I have been trying to find this data for an hour or so....do you know where I can find it for verification?
President-elect Donald Trump is ascending to the presidency with a uniquely consolidated power base.
Republicans won control of the House of Representatives, 239-192; the Senate, 51-47, and most of the country’s governorships (at least 33 states).
He also enters office with a pick for the Supreme Court, and he’s stated that he will draw his nominee from a list of 20 judges and one senator (Mike Lee of Utah), all of whom are more conservative than Justice Anthony M. Kennedy, the Court’s longest-serving justice.

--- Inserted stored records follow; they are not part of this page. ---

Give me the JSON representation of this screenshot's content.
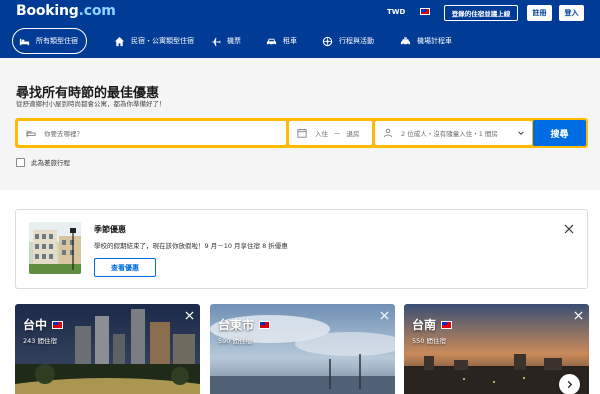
{
  "header": {
    "logo_main": "Booking",
    "logo_tld": ".com",
    "currency": "TWD",
    "list_property_label": "登錄的住宿並議上線",
    "register_label": "註冊",
    "login_label": "登入"
  },
  "nav": {
    "items": [
      {
        "label": "所有類型住宿",
        "icon": "bed-icon"
      },
      {
        "label": "民宿・公寓類型住宿",
        "icon": "house-icon"
      },
      {
        "label": "機票",
        "icon": "plane-icon"
      },
      {
        "label": "租車",
        "icon": "car-icon"
      },
      {
        "label": "行程與活動",
        "icon": "attractions-icon"
      },
      {
        "label": "機場計程車",
        "icon": "taxi-icon"
      }
    ]
  },
  "hero": {
    "title": "尋找所有時節的最佳優惠",
    "subtitle": "從舒適鄉村小屋到時尚都會公寓，都為你準備好了！"
  },
  "search": {
    "destination_placeholder": "你要去哪裡？",
    "checkin_label": "入住",
    "checkout_label": "退房",
    "date_separator": "—",
    "guests_label": "2 位成人・沒有隨童入住・1 間房",
    "search_label": "搜尋",
    "business_trip_label": "此為差旅行程"
  },
  "promo": {
    "title": "季節優惠",
    "description": "學校的假期結束了，現在該你放假啦！9 月－10 月享住宿 8 折優惠",
    "button_label": "查看優惠"
  },
  "destinations": [
    {
      "name": "台中",
      "count": "243 間住宿"
    },
    {
      "name": "台東市",
      "count": "590 間住宿"
    },
    {
      "name": "台南",
      "count": "550 間住宿"
    }
  ],
  "colors": {
    "brand_blue": "#003b95",
    "search_yellow": "#febb02",
    "action_blue": "#006ce4"
  }
}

So again, this is kind of a precedent-setting moment: The last time Republicans controlled both the executive and legislative branches of government was 2007, per Vox, though two (vastly different) sources have suggested that this kind of consolidated power may date back even further.
Both CBS and Fortune corroborate that date: The last time Republicans held the White House, Senate and House of Representatives was in 1928, when Herbert Hoover beat Al Smith for the presidency. This is also the GOP’s largest majority in the House since that year.
That said, much of Trump’s campaign promises can be achieved solely through executive action: “He’s going to try to start with a bang by taking as much of Obama off the books with a stroke of his pen as he possibly can,” Brookings Senior Fellow William Galston told NBC. “Then it gets tougher.”
Given Trump’s business-oriented approach to changing sides on various issues, it’s hard to accurately predict what policy changes will sweep the nation after his inauguration on Jan. 20, 2017. But one thing is for sure: He has the infrastructure beneath him to accomplish a lot.